Can we extend from DirectBufferedInput and only overwrite the function we need?

Copy link
Contributor Author

Choose a reason for hiding this comment

The reason will be displayed to describe this comment to others. Learn more.

We cannot do that if we want to clear the requests_, because it is private in the DirectBufferedInput.

  ~GlutenDirectBufferedInput() override {
    requests_.clear();
    for (auto& load : coalescedLoads_) {
      if (load->state() == facebook::velox::cache::CoalescedLoad::State::kLoading) {
        folly::SemiFuture<bool> waitFuture(false);
        if (!load->loadOrFuture(&waitFuture)) {
          auto& exec = folly::QueuedImmediateExecutor::instance();
          std::move(waitFuture).via(&exec).wait();
        }
      }
      load->cancel();
    }
    coalescedLoads_.clear();
  }

Copy link
Contributor

Choose a reason for hiding this comment

The reason will be displayed to describe this comment to others. Learn more.

Let's merge this PR firstly, but submit a PR to Velox to change them as protect and other related changes.

Copy link
Contributor Author

Choose a reason for hiding this comment

The reason will be displayed to describe this comment to others. Learn more.

The required change has been merged into Velox, so we can make a fairly clean update now.

@FelixYBW
Copy link
Contributor

FelixYBW commented Jan 30, 2026

Thank you, Rui. Let's remove IBM/velox@2c1c467 once the PR is merged.

@j7nhai You may close PR14722

@rui-mo rui-mo merged commit 306de37 into apache:main Jan 30, 2026
58 checks passed
@ayushi-agarwal
Copy link
Contributor

@rui-mo Can there still be race condition scenarios after this change where we can hit this issue?

@rui-mo
Copy link
Contributor Author

rui-mo commented Feb 20, 2026

The Velox community has pointed out the possibility of a deadlock in scenarios like facebookincubator/velox#15625, while this approach of waiting for asynchronous I/O in the table scan destructor will not cause a deadlock in Gluten, because Gluten does not use Velox’s arbitration lock.

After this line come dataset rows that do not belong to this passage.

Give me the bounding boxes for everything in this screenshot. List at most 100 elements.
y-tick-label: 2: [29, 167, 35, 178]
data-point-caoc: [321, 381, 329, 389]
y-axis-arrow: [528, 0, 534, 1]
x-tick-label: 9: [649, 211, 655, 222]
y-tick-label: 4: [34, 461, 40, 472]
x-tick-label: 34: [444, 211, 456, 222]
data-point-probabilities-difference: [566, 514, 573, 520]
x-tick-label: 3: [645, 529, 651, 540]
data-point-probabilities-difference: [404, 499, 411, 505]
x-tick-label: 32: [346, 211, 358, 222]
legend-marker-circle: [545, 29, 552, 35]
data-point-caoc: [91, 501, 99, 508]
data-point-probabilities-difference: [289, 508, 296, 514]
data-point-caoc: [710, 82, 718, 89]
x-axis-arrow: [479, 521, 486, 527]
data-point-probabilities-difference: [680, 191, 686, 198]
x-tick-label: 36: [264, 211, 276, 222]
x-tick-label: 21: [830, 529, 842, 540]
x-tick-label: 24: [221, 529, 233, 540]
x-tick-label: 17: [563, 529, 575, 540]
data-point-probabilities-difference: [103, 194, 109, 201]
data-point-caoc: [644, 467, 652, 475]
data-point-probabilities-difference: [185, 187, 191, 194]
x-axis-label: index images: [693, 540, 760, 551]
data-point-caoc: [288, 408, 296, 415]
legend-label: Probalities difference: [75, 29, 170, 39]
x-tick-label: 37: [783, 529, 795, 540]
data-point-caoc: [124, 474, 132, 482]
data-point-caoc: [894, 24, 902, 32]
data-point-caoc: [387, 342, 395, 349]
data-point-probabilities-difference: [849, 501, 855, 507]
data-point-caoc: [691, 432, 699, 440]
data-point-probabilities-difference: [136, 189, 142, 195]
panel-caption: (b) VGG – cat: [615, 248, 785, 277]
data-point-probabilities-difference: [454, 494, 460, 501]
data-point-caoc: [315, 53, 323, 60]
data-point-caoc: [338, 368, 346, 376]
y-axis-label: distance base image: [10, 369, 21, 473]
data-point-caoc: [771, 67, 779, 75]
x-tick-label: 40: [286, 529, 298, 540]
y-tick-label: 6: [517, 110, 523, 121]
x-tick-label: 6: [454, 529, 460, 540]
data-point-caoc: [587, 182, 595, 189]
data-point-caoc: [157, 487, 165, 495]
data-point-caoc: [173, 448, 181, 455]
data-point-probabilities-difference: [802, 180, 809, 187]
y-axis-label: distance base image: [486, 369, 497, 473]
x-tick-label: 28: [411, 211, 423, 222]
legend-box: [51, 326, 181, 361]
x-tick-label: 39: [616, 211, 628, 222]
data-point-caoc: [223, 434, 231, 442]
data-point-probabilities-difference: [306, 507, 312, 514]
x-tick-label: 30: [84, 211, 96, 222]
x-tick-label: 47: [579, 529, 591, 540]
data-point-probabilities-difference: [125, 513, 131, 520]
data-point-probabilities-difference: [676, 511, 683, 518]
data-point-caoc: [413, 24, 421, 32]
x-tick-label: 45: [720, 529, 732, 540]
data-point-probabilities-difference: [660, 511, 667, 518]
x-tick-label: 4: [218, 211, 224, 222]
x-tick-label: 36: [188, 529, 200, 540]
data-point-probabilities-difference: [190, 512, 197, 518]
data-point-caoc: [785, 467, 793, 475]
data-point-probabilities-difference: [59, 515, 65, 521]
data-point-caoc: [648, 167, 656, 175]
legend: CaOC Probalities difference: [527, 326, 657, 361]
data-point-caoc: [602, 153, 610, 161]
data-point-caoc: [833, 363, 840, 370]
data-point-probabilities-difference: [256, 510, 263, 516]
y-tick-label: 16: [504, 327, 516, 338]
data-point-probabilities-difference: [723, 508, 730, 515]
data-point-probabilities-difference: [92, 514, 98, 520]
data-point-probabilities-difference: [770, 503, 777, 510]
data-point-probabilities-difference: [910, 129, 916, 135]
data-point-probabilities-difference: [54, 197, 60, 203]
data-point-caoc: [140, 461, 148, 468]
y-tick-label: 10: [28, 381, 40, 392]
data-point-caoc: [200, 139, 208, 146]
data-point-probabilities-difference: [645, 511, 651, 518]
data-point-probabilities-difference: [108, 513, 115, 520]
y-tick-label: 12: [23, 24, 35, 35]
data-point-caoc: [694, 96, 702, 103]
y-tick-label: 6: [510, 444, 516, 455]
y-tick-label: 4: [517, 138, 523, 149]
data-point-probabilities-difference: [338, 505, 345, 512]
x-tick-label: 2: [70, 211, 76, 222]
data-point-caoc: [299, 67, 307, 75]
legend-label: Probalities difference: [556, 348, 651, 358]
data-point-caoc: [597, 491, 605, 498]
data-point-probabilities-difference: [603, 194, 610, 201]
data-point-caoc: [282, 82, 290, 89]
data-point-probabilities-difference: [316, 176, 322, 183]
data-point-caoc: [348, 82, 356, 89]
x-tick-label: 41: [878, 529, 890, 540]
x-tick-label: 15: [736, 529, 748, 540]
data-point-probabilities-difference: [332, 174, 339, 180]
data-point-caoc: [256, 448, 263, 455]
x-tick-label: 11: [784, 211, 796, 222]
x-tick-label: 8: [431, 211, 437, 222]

Hi @ayushi-agarwal, are you referring to scenarios like the one above, or is there another case you encountered?

@ayushi-agarwal
Copy link
Contributor

@rui-mo I am referring to original issue of memory leak in table scan where application was failing as async threads were still holding the memory pool reference. #9456. After this fix, is their still a possibility when we can hit this issue?

@FelixYBW
Copy link
Contributor

@rui-mo I am referring to original issue of memory leak in table scan where application was failing as async threads were still holding the memory pool reference. #9456. After this fix, is their still a possibility when we can hit this issue?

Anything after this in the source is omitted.